An fun but relatively easy route for the whole family. The start is the hardest part of the climb and requires you to use a small crack system and some stemming to get up to the next hold. From that point it's just big holds and pulling yourself up to the chains.

Set by jetson, 10 Jun 2011

FA: jetson, 10 Jun 2011

This route is just to the left of the Fridge but only has top rope access. It's a nice route but is seldom climbed since there are other more popular routes near by. This route uses many different types of climbing technique and keeps the climber tucked away inside a smooth seam of rocks which cuts down on most beginners fear of heights.

Set by Mark Scott & Jetson, 10 May 2012

FA: Mark Scott, 10 May 2012

A great route with many different types of climbing all rolled into one route. You start off on a slab with good cracks and pockets then go into a stemming section that has just enough incline to make you feel the pull. Next you pull a little slopper section and then back into a stem. During it all you feel very little exposure since you're in a small seam much of the time. It's well protected but has a little reach to the first bolt. This route can be set from the top but it's best done from lead as the route to the top is hard to find and tricky to get into.

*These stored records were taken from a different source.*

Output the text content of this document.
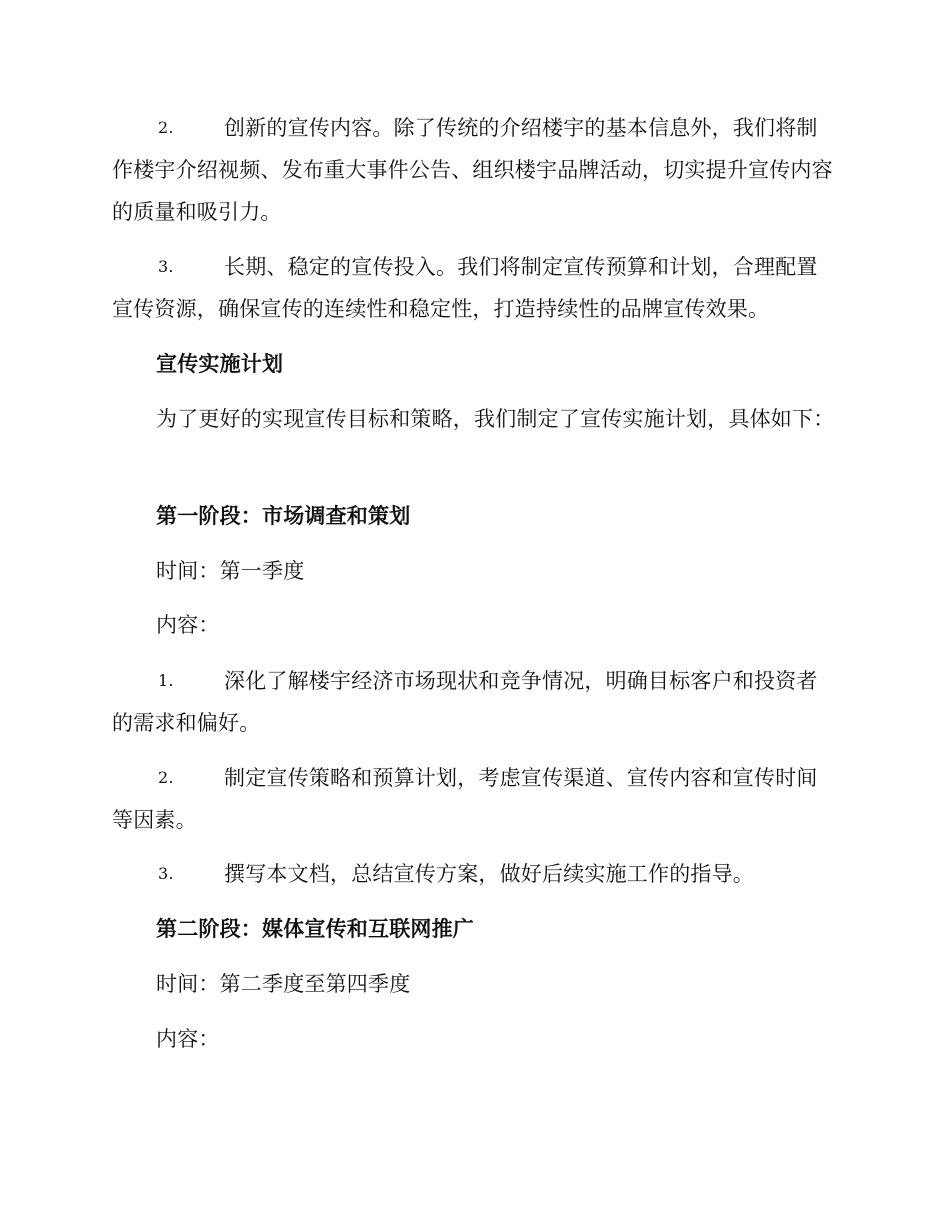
2.	创新的宣传内容。除了传统的介绍楼宇的基本信息外，我们将制
作楼宇介绍视频、发布重大事件公告、组织楼宇品牌活动，切实提升宣传内容的质量和吸引力。
3.	长期、稳定的宣传投入。我们将制定宣传预算和计划，合理配置
宣传资源，确保宣传的连续性和稳定性，打造持续性的品牌宣传效果。
宣传实施计划
为了更好的实现宣传目标和策略，我们制定了宣传实施计划，具体如下：
第一阶段：市场调查和策划
时间：第一季度
内容：
1.	深化了解楼宇经济市场现状和竞争情况，明确目标客户和投资者
的需求和偏好。
2.	制定宣传策略和预算计划，考虑宣传渠道、宣传内容和宣传时间
等因素。
3.	撰写本文档，总结宣传方案，做好后续实施工作的指导。
第二阶段：媒体宣传和互联网推广
时间：第二季度至第四季度
内容：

FA: Mark Scott, 10 Apr 2014

Fun route for all who enjoy the feeling of being squeezed into a jello mold. It has tons of good holds a keeps you inside a rock seam much of the time so exposure is at a minimum. The constrictive shape of the rocks makes for some interesting climbing and requires you to be moldable. It’s fun for the whole family. This route is not yet bolted for lead and must be set up from the top. I usually lead The Fridge and then set up the 10 Commandments. They are only about 10 meters apart with this one being just to the right of The Fridge.

FA: jetson, 11 Jun 2013

This route is a great, yet short off width which also has many face holds although they are small. It's located in a great spot that has full light but gentle heat from the sun and you feel like you're in Jurassic Park. We are still projecting this route but it is sure to be a classic when it's ready to go.

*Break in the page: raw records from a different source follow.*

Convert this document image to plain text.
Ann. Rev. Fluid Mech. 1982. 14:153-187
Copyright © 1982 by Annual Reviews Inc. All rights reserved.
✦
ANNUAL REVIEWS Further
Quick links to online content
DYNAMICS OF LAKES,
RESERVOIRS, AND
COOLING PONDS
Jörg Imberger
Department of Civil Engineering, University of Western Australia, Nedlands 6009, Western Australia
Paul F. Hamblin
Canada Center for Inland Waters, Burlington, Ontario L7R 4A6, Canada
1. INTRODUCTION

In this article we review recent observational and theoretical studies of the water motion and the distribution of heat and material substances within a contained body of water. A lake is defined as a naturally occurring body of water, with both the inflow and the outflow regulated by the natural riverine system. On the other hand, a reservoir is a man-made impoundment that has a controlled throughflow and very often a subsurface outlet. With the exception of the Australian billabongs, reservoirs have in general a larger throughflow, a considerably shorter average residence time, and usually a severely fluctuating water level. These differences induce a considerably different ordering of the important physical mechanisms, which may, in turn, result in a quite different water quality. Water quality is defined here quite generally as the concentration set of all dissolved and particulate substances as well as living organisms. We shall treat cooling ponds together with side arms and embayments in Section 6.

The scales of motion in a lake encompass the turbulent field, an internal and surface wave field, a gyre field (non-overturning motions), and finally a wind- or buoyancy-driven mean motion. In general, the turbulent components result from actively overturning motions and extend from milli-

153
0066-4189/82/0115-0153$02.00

Set by jetson, 26 Jun 2015

FA: Adam K, 15 Oct 2015

A short climb that is half crack and half small face pockets. The crack is easily climbed without the use to the face but if your not a crack climber then the pockets will help make this climb a success. It's located in a great spot for summer climbing since it's well shaded and tucked away between many different large rocks that help to keep it cool.

Set by Akmed, 11 Jun 2015

FA: Zalina, 11 Jun 2015

Fun route full of wacos to choose from. You can make the route much harder by only using the passive wacos but most opt for the ever present waco jug that can be found everywhere. This route is located just to the left of one of the best lookout points in the valley, place we call, "The Apartment".